The rates fell drastically after the RBI repo auction. The Reserve bank of India (RBI) received 36 bids for Rs 21,455 crore at its four-day repo auction. It accepted all the bids at the cut-off price of 5%. Meanwhile, the National Stock Exchange (NSE) pegged its overnight Mibid and Mibor at 4.86% and 5.00% respectively.
FORECAST: Call rates seen steady on Saturday.

Spot Dollar
The rupee gained a whopping 14 paise on Friday to close at 46.3950/4050 as compared to the overnight level of 46.5350/5450. This is the highest closing level since February 6, 2001. There was heightened corporate dollar sale on expectation of increased dollar flow in the near future due to the widened gap between US and domestic interest rates. The US Federal Reserve has reduced its rate by 25 basis points to 1% while in India, the Reserve Bank of India (RBI ruled out any immediate plan to reduce its key rates. This widened differential will also lead to higher arbitrage, treasury heads said. The rupee opened the day at 46.53/56 and on its northward sojourn throughout the day. The 46.50 mark was a resistance level, but once that was broken there would be more corporate dollar sales, a dealer said. Meanwhile, the RBI fixed its reference rate for dollar at 46.49 as against its previous fix of 46.54.
FORECAST: The rupee seen gaining on Monday.

Forward Premiums
Forward premiums rose sharply in the morning but came down marginally from their early levels towards the close of the Friday trades.
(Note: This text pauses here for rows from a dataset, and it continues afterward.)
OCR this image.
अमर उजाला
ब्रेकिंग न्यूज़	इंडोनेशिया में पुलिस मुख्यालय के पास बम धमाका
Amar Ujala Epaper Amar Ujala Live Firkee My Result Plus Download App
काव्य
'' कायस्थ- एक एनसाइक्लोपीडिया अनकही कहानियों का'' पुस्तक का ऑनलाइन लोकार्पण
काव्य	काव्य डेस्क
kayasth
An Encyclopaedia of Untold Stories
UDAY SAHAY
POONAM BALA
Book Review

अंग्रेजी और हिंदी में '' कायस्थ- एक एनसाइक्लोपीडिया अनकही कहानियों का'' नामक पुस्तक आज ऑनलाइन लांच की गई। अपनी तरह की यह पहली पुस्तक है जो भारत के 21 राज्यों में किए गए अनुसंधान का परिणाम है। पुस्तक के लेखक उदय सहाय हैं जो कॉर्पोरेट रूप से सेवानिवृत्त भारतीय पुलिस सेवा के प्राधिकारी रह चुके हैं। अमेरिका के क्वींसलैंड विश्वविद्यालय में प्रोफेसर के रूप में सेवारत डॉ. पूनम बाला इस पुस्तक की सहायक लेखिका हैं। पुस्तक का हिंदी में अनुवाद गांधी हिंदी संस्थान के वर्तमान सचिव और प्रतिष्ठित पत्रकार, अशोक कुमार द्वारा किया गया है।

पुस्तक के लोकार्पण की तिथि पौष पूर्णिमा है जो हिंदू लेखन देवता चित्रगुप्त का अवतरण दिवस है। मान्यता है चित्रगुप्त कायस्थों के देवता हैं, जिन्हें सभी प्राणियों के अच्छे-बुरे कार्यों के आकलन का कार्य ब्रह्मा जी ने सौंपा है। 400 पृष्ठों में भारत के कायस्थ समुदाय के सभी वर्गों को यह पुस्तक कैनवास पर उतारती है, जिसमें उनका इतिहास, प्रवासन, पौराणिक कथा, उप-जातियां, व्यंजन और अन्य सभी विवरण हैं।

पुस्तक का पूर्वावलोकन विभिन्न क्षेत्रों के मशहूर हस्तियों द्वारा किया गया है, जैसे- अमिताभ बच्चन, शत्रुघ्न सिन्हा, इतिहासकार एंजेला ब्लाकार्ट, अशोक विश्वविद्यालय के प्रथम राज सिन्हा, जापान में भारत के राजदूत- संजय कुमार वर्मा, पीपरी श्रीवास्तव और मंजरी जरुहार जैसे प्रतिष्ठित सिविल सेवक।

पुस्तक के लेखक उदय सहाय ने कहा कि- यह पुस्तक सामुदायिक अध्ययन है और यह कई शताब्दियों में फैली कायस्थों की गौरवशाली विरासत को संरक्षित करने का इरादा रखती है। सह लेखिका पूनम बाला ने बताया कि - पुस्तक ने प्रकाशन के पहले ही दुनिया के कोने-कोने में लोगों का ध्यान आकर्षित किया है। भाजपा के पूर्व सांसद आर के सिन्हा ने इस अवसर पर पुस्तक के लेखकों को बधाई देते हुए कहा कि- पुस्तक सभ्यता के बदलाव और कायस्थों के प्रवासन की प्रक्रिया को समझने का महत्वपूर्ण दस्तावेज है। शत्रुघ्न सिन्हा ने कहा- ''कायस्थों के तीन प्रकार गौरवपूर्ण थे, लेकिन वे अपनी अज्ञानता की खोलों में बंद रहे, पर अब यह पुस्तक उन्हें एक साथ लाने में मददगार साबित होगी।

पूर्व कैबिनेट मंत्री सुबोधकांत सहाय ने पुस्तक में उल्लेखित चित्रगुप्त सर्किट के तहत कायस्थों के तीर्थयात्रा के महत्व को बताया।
Both the six-month and one-year annualised premiums closed higher at 2.78% (2.69%) and 2.57% (2.55%) respectively. Premiums rose across all maturities but more on the medium term maturities. The expected tightness in the inter-bank liquidity due to the Rs 12,000 crore bond auctions on July 1 put pressure on the premiums. Corporates have shown higher paying interest at the forward segment of the market. But following RBI Governor Bimal Jalans comment that the increased notified amount for the auctions was not to mop up the excess liquidity from the system, premiums fell from their morning levels. In month-wise premiums, the July dollar closed at 12.50/14 paise while in far forwards, the May 2004 dollar closed at 108/110 paise with the June 2004 dollar closing at 118/120 paise.
FORECAST: Premiums seen tight on Monday.

Government security prices closed a shade lower on Friday compared to their overnight level. Prices fell sharply in the morning as an all-round negative sentiment gripped the market following the RBI decision on Thursday evening to hike the notified amounts of the next two borrowing programmes. Prices at medium-term and long-term securities fell by around 30 paise but later recovered from their early losses as RBI Governor Bimal Jalans pacified the market comment by saying that the increased notified amount was not to mop up the excess liquidity from the system. Dr Jalan also stated that even though there would be no immediate rate cut, the stance on the repo rate was still soft. The 9.81% 2013 closed with a yield of 5.7261%, off the mornings 5.7583% and barely changed from the previous close of 5.7279%. At the NSEs wholesale debt segment, trades worth Rs 5,711.39 crore were seen.
FORECAST: Prices seen falling on Saturday.